Maybe a half an hour. I was drenched in sweat.

I had calculated that I would be able to get to the library in the awful heat by moving quickly. The time I spent fixing the tire was too much, though. I rode about a mile and decided it was too risky. The temperature, the sun beating down, the still air… it was all going toxic. By the time I made it home I was beginning to get a little dizzy.

I am too old and way too out of shape for this. All I wanted to do was veg out in a dark cave of conditioned air. The bit of overheated exertion wore me to the bone. At that point I wasn’t even up to driving to the library. I rested a bit, went to eat with the family, and at sunset walked down to Lee’s last softball game. Once the sun is down, it’s a lot more bearable. I think the solar radiation beating down is worse than the superheated air.

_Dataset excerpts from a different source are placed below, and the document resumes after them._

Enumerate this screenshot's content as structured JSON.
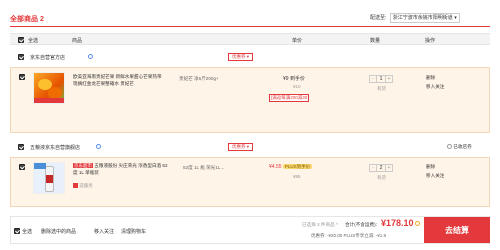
{
  "header": {
    "all_goods_label": "全部商品",
    "all_goods_count": "2",
    "ship_to_label": "配送至:",
    "ship_to_value": "浙江宁波市余姚市阳明街道"
  },
  "columns": {
    "select_all": "全选",
    "goods": "商品",
    "unit_price": "单价",
    "quantity": "数量",
    "action": "操作"
  },
  "store1": {
    "name": "京东自营官方店",
    "coupon_btn": "优惠券",
    "item": {
      "title": "欧美亚海南贵妃芒果 新鲜水果甜心芒果热带现摘红金龙芒果整箱水 贵妃芒",
      "spec": "贵妃芒 净5斤200g+",
      "price": "¥9 到手价",
      "original_price": "¥10",
      "promo": "[满返每满200减30",
      "qty": "1",
      "qty_note": "有货",
      "action_delete": "删除",
      "action_follow": "移入关注"
    }
  },
  "store2": {
    "name": "五粮液京东自营旗舰店",
    "coupon_btn": "优惠券",
    "collected": "已收店券",
    "item": {
      "badge": "京东超市",
      "title": "五粮液股份 尖庄荣光 浓香型白酒 52度 1L 单瓶装",
      "sub_badge": "选服务",
      "spec": "52度 1L 瓶 荣光1L...",
      "price": "¥4.55",
      "plus_tag": "PLUS到手价",
      "original_price": "¥95",
      "qty": "2",
      "qty_note": "有货",
      "action_delete": "删除",
      "action_follow": "移入关注"
    }
  },
  "footer": {
    "select_all": "全选",
    "delete_selected": "删除选中的商品",
    "move_to_follow": "移入关注",
    "clear_cart": "清理购物车",
    "selected_text": "已选择 3 件商品 ^",
    "total_label": "合计(不含运费):",
    "total_value": "¥178.10",
    "discount_text": "优惠券: -¥20.00 PLUS专享立减: -¥1.9",
    "checkout": "去结算"
  },
  "colors": {
    "accent": "#e4393c"
  }
}
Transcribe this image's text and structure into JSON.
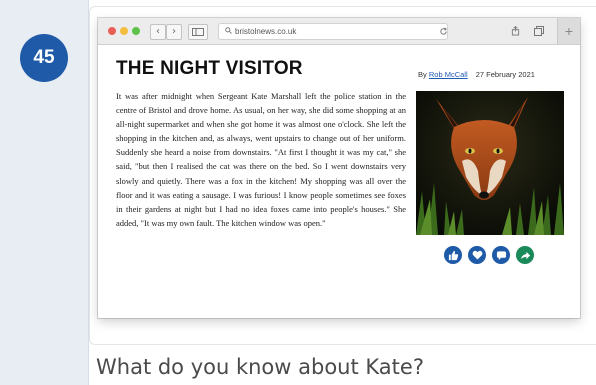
{
  "exercise": {
    "number": "45",
    "question": "What do you know about Kate?"
  },
  "browser": {
    "url": "bristolnews.co.uk",
    "back_glyph": "‹",
    "forward_glyph": "›",
    "traffic_light_colors": [
      "#ec5f57",
      "#f5bd3f",
      "#5dc248"
    ],
    "new_tab_glyph": "+"
  },
  "article": {
    "title": "THE NIGHT VISITOR",
    "byline_prefix": "By",
    "author": "Rob McCall",
    "date": "27 February 2021",
    "body": "It was after midnight when Sergeant Kate Marshall left the police station in the centre of Bristol and drove home. As usual, on her way, she did some shopping at an all-night supermarket and when she got home it was almost one o'clock. She left the shopping in the kitchen and, as always, went upstairs to change out of her uniform. Suddenly she heard a noise from downstairs. \"At first I thought it was my cat,\" she said, \"but then I realised the cat was there on the bed. So I went downstairs very slowly and quietly. There was a fox in the kitchen! My shopping was all over the floor and it was eating a sausage. I was furious! I know people sometimes see foxes in their gardens at night but I had no idea foxes came into people's houses.\" She added, \"It was my own fault. The kitchen window was open.\"",
    "image": "fox-photo",
    "share_icons": [
      "like-icon",
      "heart-icon",
      "comment-icon",
      "share-icon"
    ],
    "accent_color": "#1e5aa8"
  }
}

I’ve complained about the heat already. And it wasn’t even bad back then, not like now. It’s always hot here in the summer, of course, but this is getting ridiculous. It wears everyone out – it is so hard to get anything done.

Deadlier than the Male

Deadlier than the Male

The only thing I accomplished was to read another bit of Pulp Fiction I had queued up. This one was Deadlier than the Male, by James Gunn. No, this isn’t James Gunn, the science fiction professor that teaches at my alma mater (yes, I took a class from him, but that’s a whole ‘nother story). This James Gunn seems to have not written another novel. Nobody seems to know anything about him. The book was made into a film in 1947 called Born to Kill – which I’ll try to find.

Born to Kill

Born to Kill

It’s an odd, crazy book. I wouldn’t say it was a good book, but it was something. The language is simple, but arresting. The first line – ”Helen Brent had the best-looking legs at the inquest,” pretty much sets the scene. Most noir pulps have a small number of characters, but in this one, every chapter introduces somebody new. They keep arriving faster than they are killed off… until near the end. With each fresh character the story splits until the plot is like a big twisted knot of desperation and evil, stretching from Fresno to Frisco. I had a bit of trouble keeping track of who was who, and a few of the participants seem to simply disappear from the book once their utility wears thin, but the book was short and the story tumbled forward picking up flotsam and jetsam from the sewer of human malice until it all crashed down into the last few pages.

Since I wasn’t up for anything useful I was able to get through the book in one day. Now, I have some more pulp noir stuff in my reading list, but I need to find something different, maybe even something a little uplifting. After reading this one… I feel sort of dirty.